How to Read an Entry
Each function is listed with its signature, a description, and a runnable example. Signatures use a short type notation:
| Notation | Meaning |
|---|---|
:string, :number, :boolean, :any | the parameter's expected type (:any accepts anything) |
:array, :object, :collection | a list, a map, or either |
:lambda | a function argument (see Functions and Lambdas) |
a trailing ? (e.g. :number?) | the parameter is optional |
A signature reads name(type1, type2?, …). The first parameter is the receiver, so appendIfMissing(:string, :string, :any?) can be called either as appendIfMissing(s, suffix) or, using the postfix style, as s appendIfMissing(suffix). See Functions and Lambdas for both call styles.

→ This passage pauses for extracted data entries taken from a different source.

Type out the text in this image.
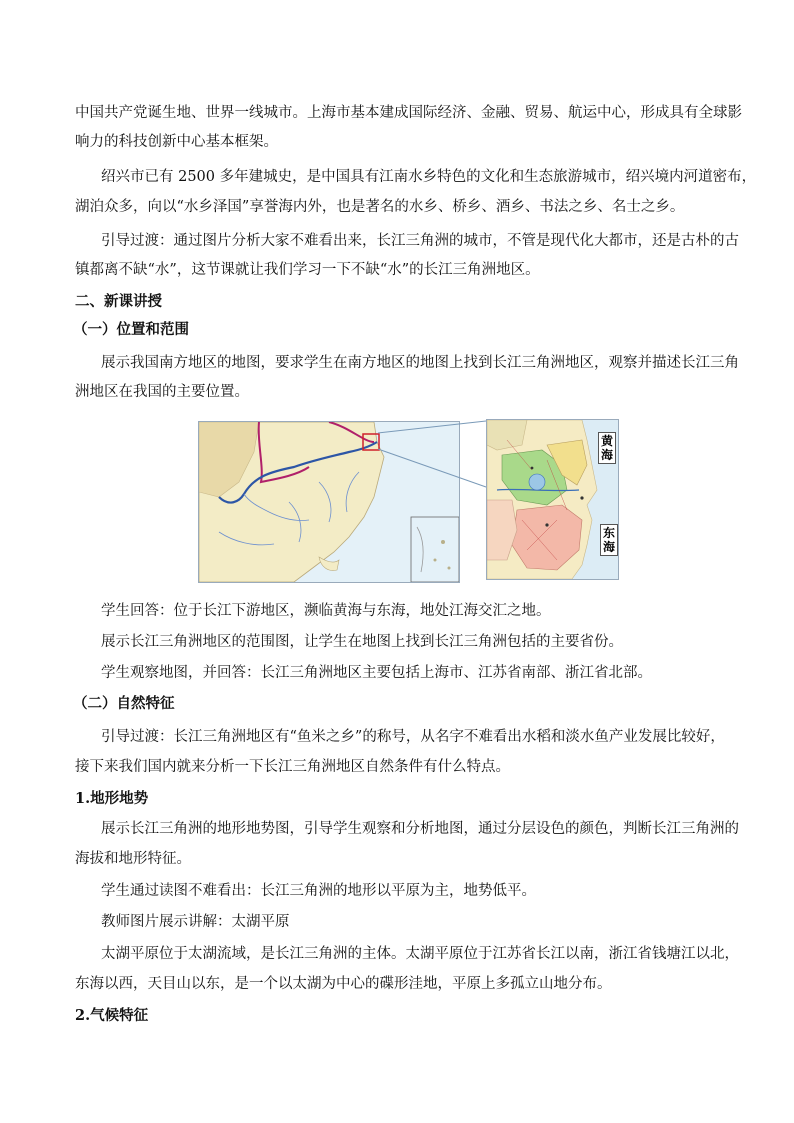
中国共产党诞生地、世界一线城市。上海市基本建成国际经济、金融、贸易、航运中心，形成具有全球影
响力的科技创新中心基本框架。
绍兴市已有 2500 多年建城史，是中国具有江南水乡特色的文化和生态旅游城市，绍兴境内河道密布，
湖泊众多，向以“水乡泽国”享誉海内外，也是著名的水乡、桥乡、酒乡、书法之乡、名士之乡。
引导过渡：通过图片分析大家不难看出来，长江三角洲的城市，不管是现代化大都市，还是古朴的古
镇都离不缺“水”，这节课就让我们学习一下不缺“水”的长江三角洲地区。
二、新课讲授
（一）位置和范围
展示我国南方地区的地图，要求学生在南方地区的地图上找到长江三角洲地区，观察并描述长江三角
洲地区在我国的主要位置。
黄海
东海
学生回答：位于长江下游地区，濒临黄海与东海，地处江海交汇之地。
展示长江三角洲地区的范围图，让学生在地图上找到长江三角洲包括的主要省份。
学生观察地图，并回答：长江三角洲地区主要包括上海市、江苏省南部、浙江省北部。
（二）自然特征
引导过渡：长江三角洲地区有“鱼米之乡”的称号，从名字不难看出水稻和淡水鱼产业发展比较好，
接下来我们国内就来分析一下长江三角洲地区自然条件有什么特点。
1.地形地势
展示长江三角洲的地形地势图，引导学生观察和分析地图，通过分层设色的颜色，判断长江三角洲的
海拔和地形特征。
学生通过读图不难看出：长江三角洲的地形以平原为主，地势低平。
教师图片展示讲解：太湖平原
太湖平原位于太湖流域，是长江三角洲的主体。太湖平原位于江苏省长江以南，浙江省钱塘江以北，
东海以西，天目山以东，是一个以太湖为中心的碟形洼地，平原上多孤立山地分布。
2.气候特征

Arguments are converted to their declared type where it makes sense, and a genuine type mismatch raises an error. See Types and Coercion for the conversion rules.
Naming Conventions
Function names are camelCase: appendIfMissing, mapObject, daysBetween, toNumber. The cryptographic digests keep their canonical capitalization: MD5, SHA1, SHA256.
Categories
| Category | What's In It |
|---|---|
| Core | the general toolkit: map, filter, reduce, groupBy, orderBy, math, upper/lower/trim/replace, now, uuid |
| Strings | string building, casing and inflection, padding, search, distance metrics, character-level operations |
| Types | the is…Type checks and function-type introspection |
| Arrays | slicing (take/drop/slice), joins (leftJoin/outerJoin), partitioning, predicates |
| Dates & Times | temporal constructors and atBeginningOf… truncation helpers |
| Periods | duration constructors and between |
| Coercions | toString, toNumber, toDate, and the rest (distinct from the as Type cast — see Types and Coercion) |
| Objects | key, value, and entry extraction, plus entry-level checks |
| Binaries | base64 and hex encoding, line reading and writing, byte concatenation |
| Numbers | radix and binary conversions |
| Crypto | MD5, SHA1, SHA256, hashWith |
Some functions you might expect to be "string" operations live in Core, because they also apply to other collections or belong to the general toolkit: upper, lower, trim, replace, contains, startsWith, endsWith, splitBy, and joinBy.
If You Know DataWeave
The library is modeled on MuleSoft DataWeave's core functions, and many are drop-in equivalents. When a TransformScript function shares a name with a DataWeave core function, it shares the same behavior. The library also includes functions DataWeave doesn't have. Where a function's behavior differs in a way worth knowing, its entry says so. For the broader differences, see Differences from DataWeave.